As obedient children, do not conform to the evil desires you had when you lived in ignorance.
(NIV)


Have you ever heard the verse, "Train a child in the way he should go, and when he is old he will not turn from it." (Prov 22:6)? It is a very common verse, but I think that it is one of the most misused verses in the Bible, because of the way it was translated. I don't want to do a full commentary on this verse right now, but I do want to clear one thing up, because I think that it can relate to this verse.

Most people read this and cling to it as a promise that if they raise their children correctly, then when they are old those children will stay close to God. Whether or not that is true, it has little to do with this verse. The phrase, "the way he should go" would be more properly translated as "the way he is bent" (or one could say, "the way he would go). This verse is a theological teaching on the nature of children. We are born with a bent. We are born, headed in a certain direction, promoted by our natural desires.

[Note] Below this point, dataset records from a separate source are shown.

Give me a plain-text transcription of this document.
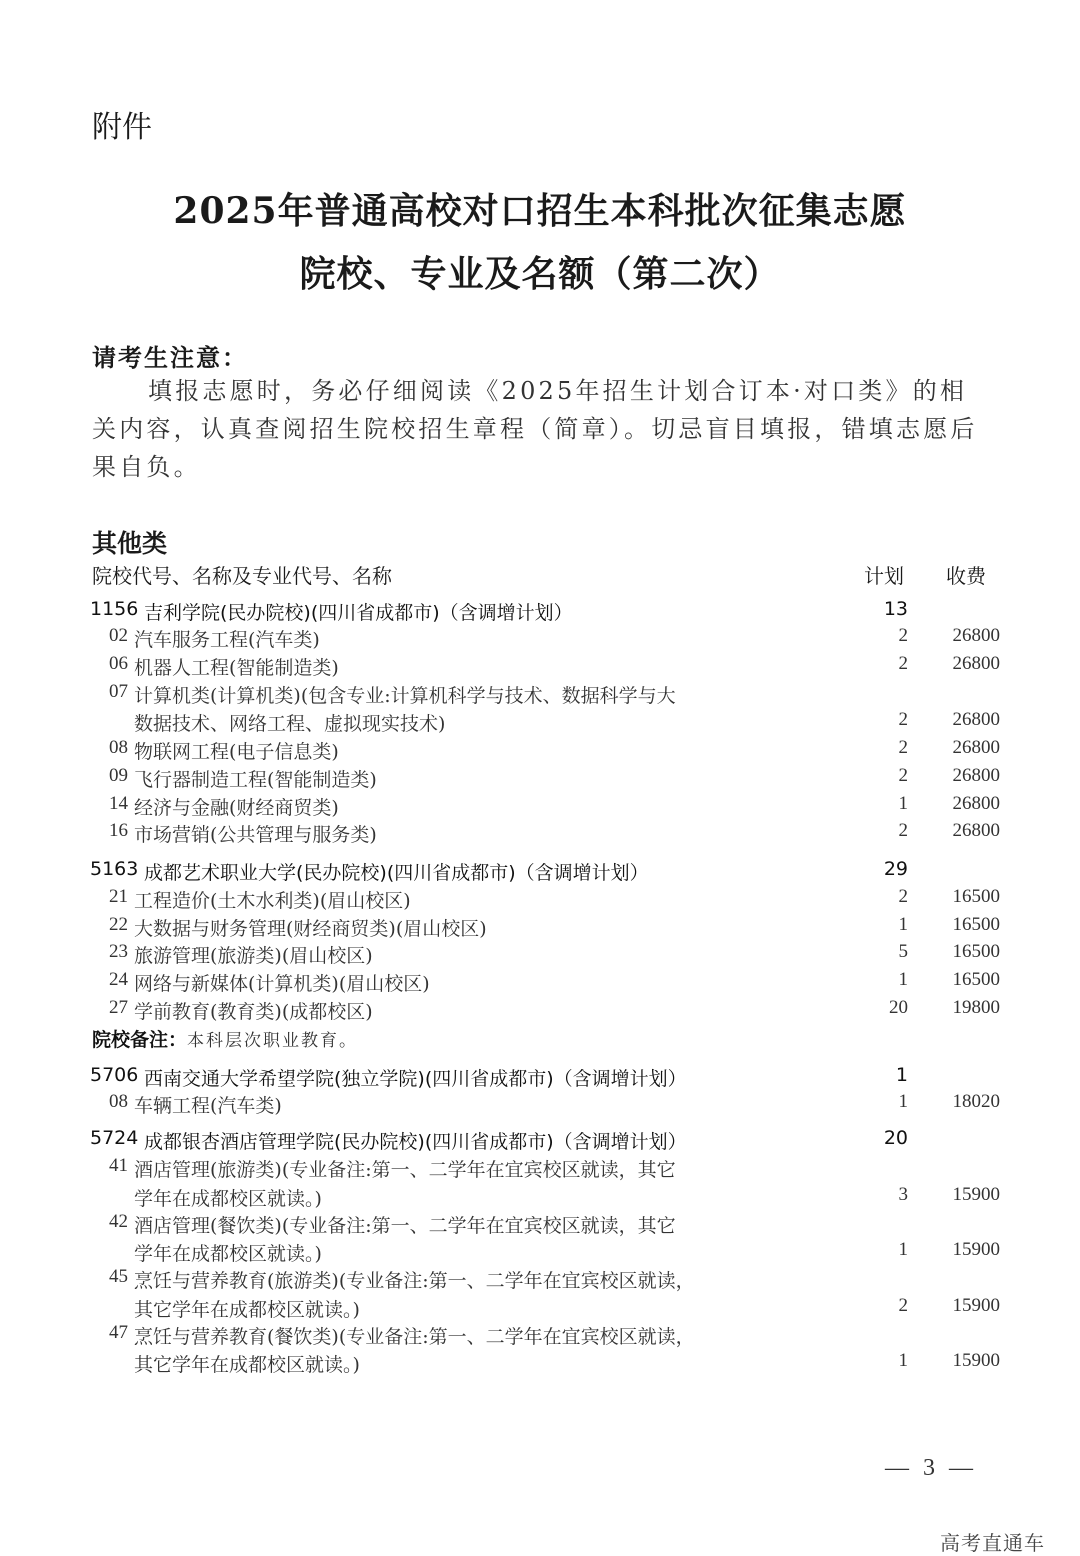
附件
2025年普通高校对口招生本科批次征集志愿
院校、专业及名额（第二次）
请考生注意：
填报志愿时，务必仔细阅读《2025年招生计划合订本·对口类》的相关内容，认真查阅招生院校招生章程（简章）。切忌盲目填报，错填志愿后果自负。
其他类
院校代号、名称及专业代号、名称	计划 收费
1156 吉利学院(民办院校)(四川省成都市)（含调增计划）	13
02 汽车服务工程(汽车类)	2	26800
06 机器人工程(智能制造类)	2	26800
07 计算机类(计算机类)(包含专业:计算机科学与技术、数据科学与大
数据技术、网络工程、虚拟现实技术)	2	26800
08 物联网工程(电子信息类)	2	26800
09 飞行器制造工程(智能制造类)	2	26800
14 经济与金融(财经商贸类)	1	26800
16 市场营销(公共管理与服务类)	2	26800
5163 成都艺术职业大学(民办院校)(四川省成都市)（含调增计划）	29
21 工程造价(土木水利类)(眉山校区)	2	16500
22 大数据与财务管理(财经商贸类)(眉山校区)	1	16500
23 旅游管理(旅游类)(眉山校区)	5	16500
24 网络与新媒体(计算机类)(眉山校区)	1	16500
27 学前教育(教育类)(成都校区)	20	19800
院校备注：本科层次职业教育。
5706 西南交通大学希望学院(独立学院)(四川省成都市)（含调增计划）	1
08 车辆工程(汽车类)	1	18020
5724 成都银杏酒店管理学院(民办院校)(四川省成都市)（含调增计划）	20
41 酒店管理(旅游类)(专业备注:第一、二学年在宜宾校区就读，其它
学年在成都校区就读。)	3	15900
42 酒店管理(餐饮类)(专业备注:第一、二学年在宜宾校区就读，其它
学年在成都校区就读。)	1	15900
45 烹饪与营养教育(旅游类)(专业备注:第一、二学年在宜宾校区就读，
其它学年在成都校区就读。)	2	15900
47 烹饪与营养教育(餐饮类)(专业备注:第一、二学年在宜宾校区就读，
其它学年在成都校区就读。)	1	15900
— 3 —
高考直通车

This verse is not a good promise, it is a warning. If you raise a child according to his bent, his nature, then when he is old, that is how he is going to live.

I might do some commentary on Proverbs 22 at one point, so I won't go any further. Notice though that the current verse we are looking at relates us to little children, and tells us not to conform to our evil desires (i.e. our former bent).

Maybe we used to do just what we wanted, when we wanted it, and maybe even the good things we did really had a motivation to please ourselves. There was something we wanted, and we would do what it took to get it.

But as obedient children, we will put away those evil desires, and seek to please God instead.

This is one of those verses that comes in so handy when you are seeking to live the day to day life. Keep this one on a 3x5 card. Carry it with you. Memorize it so that it comes to mind when you are in that desperate situation and the temptations seem insurmountable.